Tuer ou projeter de tuer parce qu’on a été recalé par la Cena, n’est pas assez déterminant. Le Bénin a besoin de paix et cultive la paix. Tous les combats politiques y ont toujours été menés à l’aune des lois devant les juridictions compétentes. Ce n’est d’ailleurs pas la première fois que le pays de Gbêhinanzin, de Bio Guéra, du Mgr Isidore de Souza et de Mathieu Kérékou organise une présidentielle. Et ce n’est guère nouveau  que des aspirants à La Marina ont été également recalés sur la base des textes par l’institution en charge de l’organisation des élections. Même à un pas de l’abîme le pays s’est toujours retrouvé miraculeusement à la droite du salut. A l’exemple du fameux K.O historique de 2011 qui a vu Boni Yayi briguer un second mandat. Le perdant, du moins aux yeux de la Cour constitutionnelle, Adrien Houngbédji tout en criant au vol de sa victoire, n’était jamais allé à l’extrême. Il n’a même pas appelé ses militants au désordre. Bien au contraire, c’est à la paix qu’il a étonnamment exhorté.

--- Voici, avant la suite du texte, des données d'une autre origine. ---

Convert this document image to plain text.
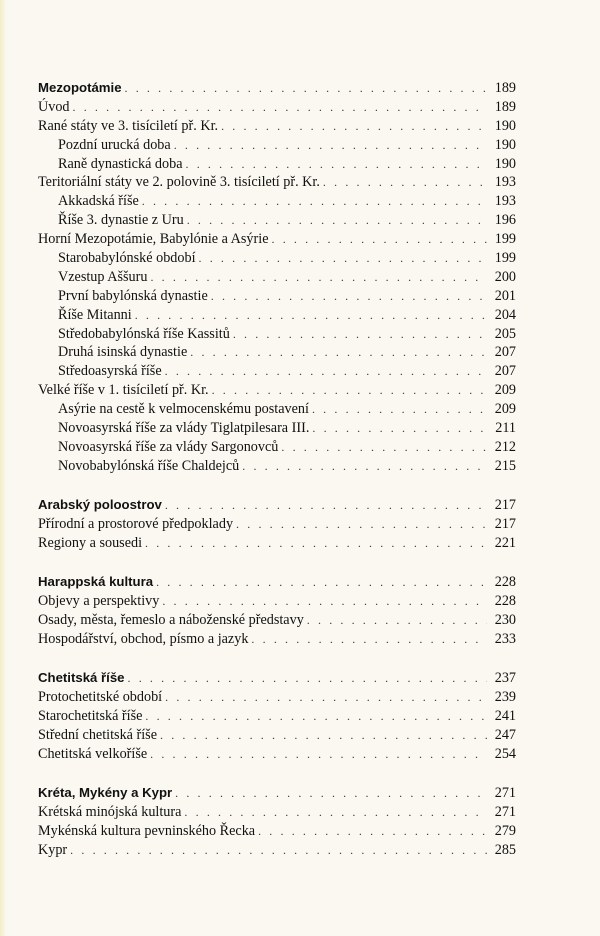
Mezopotámie . . .	189
Úvod . . .	189
Rané státy ve 3. tisíciletí př. Kr. . . .	190
Pozdní urucká doba . . .	190
Raně dynastická doba . . .	190
Teritoriální státy ve 2. polovině 3. tisíciletí př. Kr. . . .	193
Akkadská říše . . .	193
Říše 3. dynastie z Uru . . .	196
Horní Mezopotámie, Babylónie a Asýrie . . .	199
Starobabylónské období . . .	199
Vzestup Aššuru . . .	200
První babylónská dynastie . . .	201
Říše Mitanni . . .	204
Středobabylónská říše Kassitů . . .	205
Druhá isinská dynastie . . .	207
Středoasyrská říše . . .	207
Velké říše v 1. tisíciletí př. Kr. . . .	209
Asýrie na cestě k velmocenskému postavení . . .	209
Novoasyrská říše za vlády Tiglatpilesara III. . . .	211
Novoasyrská říše za vlády Sargonovců . . .	212
Novobabylónská říše Chaldejců . . .	215
Arabský poloostrov . . .	217
Přírodní a prostorové předpoklady . . .	217
Regiony a sousedi . . .	221
Harappská kultura . . .	228
Objevy a perspektivy . . .	228
Osady, města, řemeslo a náboženské představy . . .	230
Hospodářství, obchod, písmo a jazyk . . .	233
Chetitská říše . . .	237
Protochetitské období . . .	239
Starochetitská říše . . .	241
Střední chetitská říše . . .	247
Chetitská velkoříše . . .	254
Kréta, Mykény a Kypr . . .	271
Krétská minójská kultura . . .	271
Mykénská kultura pevninského Řecka . . .	279
Kypr . . .	285
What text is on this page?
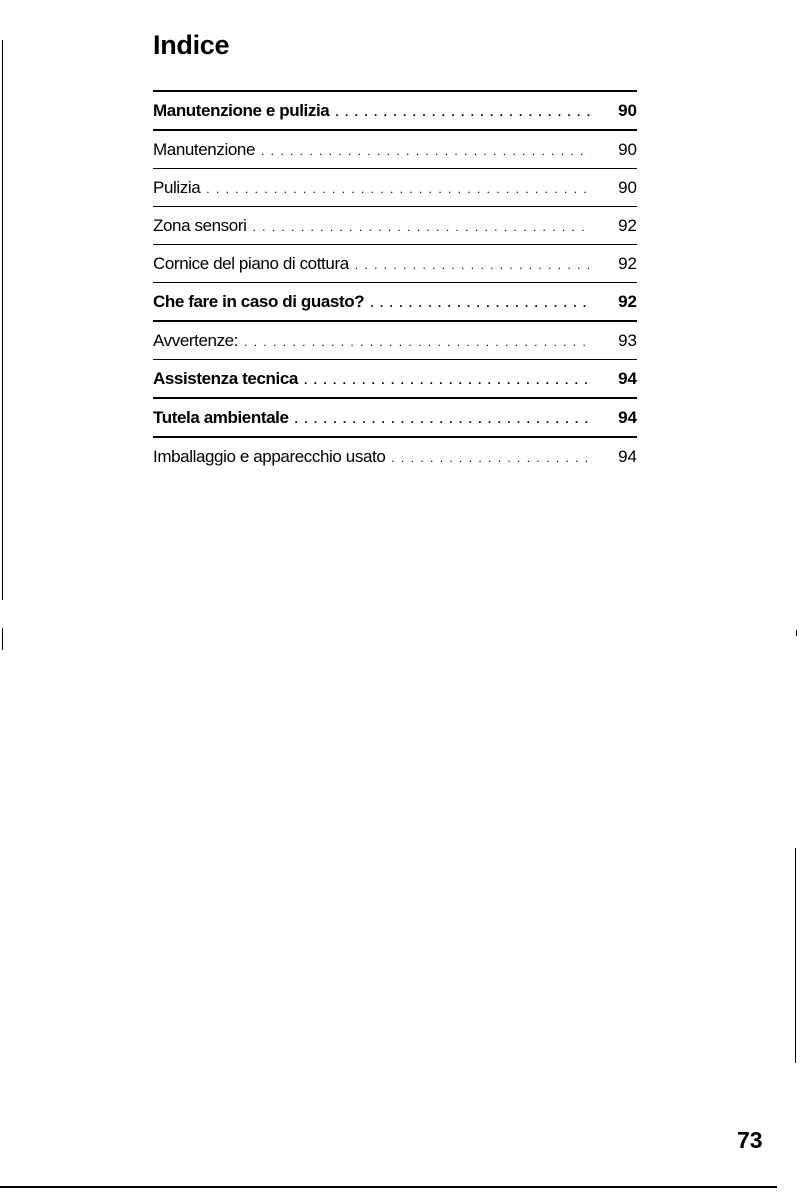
Indice
Manutenzione e pulizia . . .	90
Manutenzione . . .	90
Pulizia . . .	90
Zona sensori . . .	92
Cornice del piano di cottura . . .	92
Che fare in caso di guasto? . . .	92
Avvertenze: . . .	93
Assistenza tecnica . . .	94
Tutela ambientale . . .	94
Imballaggio e apparecchio usato . . .	94
73
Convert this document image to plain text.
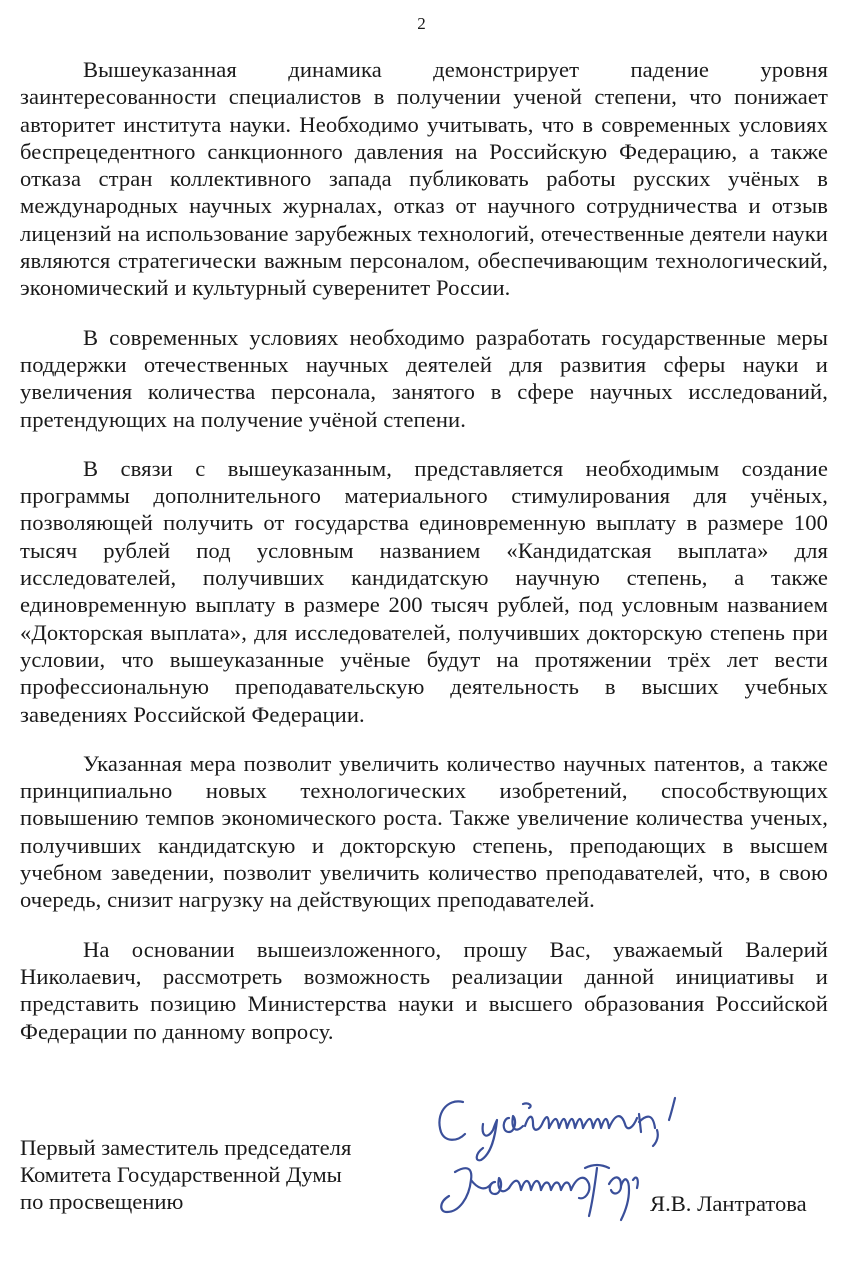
2

Вышеуказанная динамика демонстрирует падение уровня заинтересованности специалистов в получении ученой степени, что понижает авторитет института науки. Необходимо учитывать, что в современных условиях беспрецедентного санкционного давления на Российскую Федерацию, а также отказа стран коллективного запада публиковать работы русских учёных в международных научных журналах, отказ от научного сотрудничества и отзыв лицензий на использование зарубежных технологий, отечественные деятели науки являются стратегически важным персоналом, обеспечивающим технологический, экономический и культурный суверенитет России.

В современных условиях необходимо разработать государственные меры поддержки отечественных научных деятелей для развития сферы науки и увеличения количества персонала, занятого в сфере научных исследований, претендующих на получение учёной степени.

В связи с вышеуказанным, представляется необходимым создание программы дополнительного материального стимулирования для учёных, позволяющей получить от государства единовременную выплату в размере 100 тысяч рублей под условным названием «Кандидатская выплата» для исследователей, получивших кандидатскую научную степень, а также единовременную выплату в размере 200 тысяч рублей, под условным названием «Докторская выплата», для исследователей, получивших докторскую степень при условии, что вышеуказанные учёные будут на протяжении трёх лет вести профессиональную преподавательскую деятельность в высших учебных заведениях Российской Федерации.

Указанная мера позволит увеличить количество научных патентов, а также принципиально новых технологических изобретений, способствующих повышению темпов экономического роста. Также увеличение количества ученых, получивших кандидатскую и докторскую степень, преподающих в высшем учебном заведении, позволит увеличить количество преподавателей, что, в свою очередь, снизит нагрузку на действующих преподавателей.

На основании вышеизложенного, прошу Вас, уважаемый Валерий Николаевич, рассмотреть возможность реализации данной инициативы и представить позицию Министерства науки и высшего образования Российской Федерации по данному вопросу.

Первый заместитель председателя
Комитета Государственной Думы
по просвещению	Я.В. Лантратова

Même s’il n’a jamais connu la guerre ou du moins une crise électorale, le Bénin a-t-il besoin d’en faire l’expérience avant de savoir qu’elle est amère ? Non. Les cas de la Côte d’Ivoire, du Togo, …l’édifient amplement. Sommes-nous devenus au Bénin subitement insensibles au sort des femmes enceintes, des personnes porteuses de handicap, des enfants, des malades …? Depuis quand mettons-nous nos intérêts égoïstes au-dessus de la stabilité de tout un peuple au point d’invoquer sans vergogne et sans scrupules le pire ?

Le Bénin doit poursuivre et maintenir sa tradition de paix et régler ses différends devant les tribunaux. Engager les procédures. Savoir se plier en cas d’échec. L’amour de la patrie qu’on rêve de présider se définit aussi ainsi. En ce sens, Reckya Madougou et ses acolytes ont manqué d’humilité après avoir perdu de façon publique et contradictoire devant la haute juridiction. Nourrir alors des actes de terrorisme comme dernière solution est d’une lâcheté dégoûtante. Attention ! La paix, condition sine qua none au développement, n’est pas un vain mot mais un comportement.